KAN v.s. MLP for Offline Reinforcement Learning
This work offers a parameter-efficient alternative for offline RL tasks, though it is incremental as it applies an existing architecture to a new domain.
The paper investigates using Kolmogorov-Arnold Networks (KAN) instead of Multi-Layer Perceptrons (MLP) in offline reinforcement learning, finding that KAN achieves similar performance with significantly fewer parameters on the D4RL benchmark.
Kolmogorov-Arnold Networks (KAN) is an emerging neural network architecture in machine learning.
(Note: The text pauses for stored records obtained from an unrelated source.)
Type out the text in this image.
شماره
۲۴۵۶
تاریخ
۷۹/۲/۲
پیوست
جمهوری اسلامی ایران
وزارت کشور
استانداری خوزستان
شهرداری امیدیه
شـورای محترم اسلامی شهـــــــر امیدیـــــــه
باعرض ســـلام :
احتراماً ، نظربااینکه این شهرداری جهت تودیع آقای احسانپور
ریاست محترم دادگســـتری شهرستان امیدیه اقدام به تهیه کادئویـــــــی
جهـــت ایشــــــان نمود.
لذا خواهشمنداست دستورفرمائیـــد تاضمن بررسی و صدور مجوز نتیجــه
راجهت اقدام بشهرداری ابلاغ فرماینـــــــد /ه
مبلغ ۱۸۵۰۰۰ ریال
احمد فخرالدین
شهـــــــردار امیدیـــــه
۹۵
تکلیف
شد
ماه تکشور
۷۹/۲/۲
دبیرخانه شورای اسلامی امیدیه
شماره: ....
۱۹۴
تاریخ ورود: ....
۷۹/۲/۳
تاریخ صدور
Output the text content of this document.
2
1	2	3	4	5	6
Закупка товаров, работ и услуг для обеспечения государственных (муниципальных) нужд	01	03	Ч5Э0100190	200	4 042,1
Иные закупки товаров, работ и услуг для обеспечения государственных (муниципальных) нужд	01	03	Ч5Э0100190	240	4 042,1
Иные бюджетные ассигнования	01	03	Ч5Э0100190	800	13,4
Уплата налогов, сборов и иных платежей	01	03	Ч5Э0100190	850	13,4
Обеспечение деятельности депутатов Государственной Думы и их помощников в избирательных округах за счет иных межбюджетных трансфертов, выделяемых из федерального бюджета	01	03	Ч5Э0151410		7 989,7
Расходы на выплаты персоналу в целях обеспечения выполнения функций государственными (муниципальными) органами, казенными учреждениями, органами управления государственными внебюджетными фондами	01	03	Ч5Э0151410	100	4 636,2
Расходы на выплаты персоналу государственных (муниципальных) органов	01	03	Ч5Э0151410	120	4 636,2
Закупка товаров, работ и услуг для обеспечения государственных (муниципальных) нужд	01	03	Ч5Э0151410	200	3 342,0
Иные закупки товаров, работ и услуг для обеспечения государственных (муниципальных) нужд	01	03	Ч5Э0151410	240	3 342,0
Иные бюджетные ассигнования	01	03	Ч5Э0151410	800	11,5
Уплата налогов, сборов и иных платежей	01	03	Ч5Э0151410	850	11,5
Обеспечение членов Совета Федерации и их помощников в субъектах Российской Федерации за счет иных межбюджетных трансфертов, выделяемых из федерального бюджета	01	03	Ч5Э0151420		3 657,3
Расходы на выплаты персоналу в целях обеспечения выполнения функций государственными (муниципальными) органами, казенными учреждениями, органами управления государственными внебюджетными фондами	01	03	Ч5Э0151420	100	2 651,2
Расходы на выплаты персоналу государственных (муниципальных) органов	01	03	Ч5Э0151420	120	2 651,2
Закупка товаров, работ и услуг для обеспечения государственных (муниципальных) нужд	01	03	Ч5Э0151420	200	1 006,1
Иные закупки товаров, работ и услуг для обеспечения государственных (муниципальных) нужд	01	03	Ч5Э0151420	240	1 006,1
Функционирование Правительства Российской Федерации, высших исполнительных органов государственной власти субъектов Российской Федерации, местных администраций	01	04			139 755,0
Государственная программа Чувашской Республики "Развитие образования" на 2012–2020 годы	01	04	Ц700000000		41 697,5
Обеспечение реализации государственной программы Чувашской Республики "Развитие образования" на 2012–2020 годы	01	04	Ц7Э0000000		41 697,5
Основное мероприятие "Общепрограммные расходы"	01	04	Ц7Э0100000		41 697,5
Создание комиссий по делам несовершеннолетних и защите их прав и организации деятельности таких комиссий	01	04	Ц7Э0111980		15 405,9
It has greatly interested the research community about whether KAN can be a promising alternative of the commonly used Multi-Layer Perceptions (MLP). Experiments in various fields demonstrated that KAN-based machine learning can achieve comparable if not better performance than MLP-based methods, but with much smaller parameter scales and are more explainable. In this paper, we explore the incorporation of KAN into the actor and critic networks for offline reinforcement learning (RL). We evaluated the performance, parameter scales, and training efficiency of various KAN and MLP based conservative Q-learning (CQL) on the the classical D4RL benchmark for offline RL. Our study demonstrates that KAN can achieve performance close to the commonly used MLP with significantly fewer parameters. This provides us an option to choose the base networks according to the requirements of the offline RL tasks.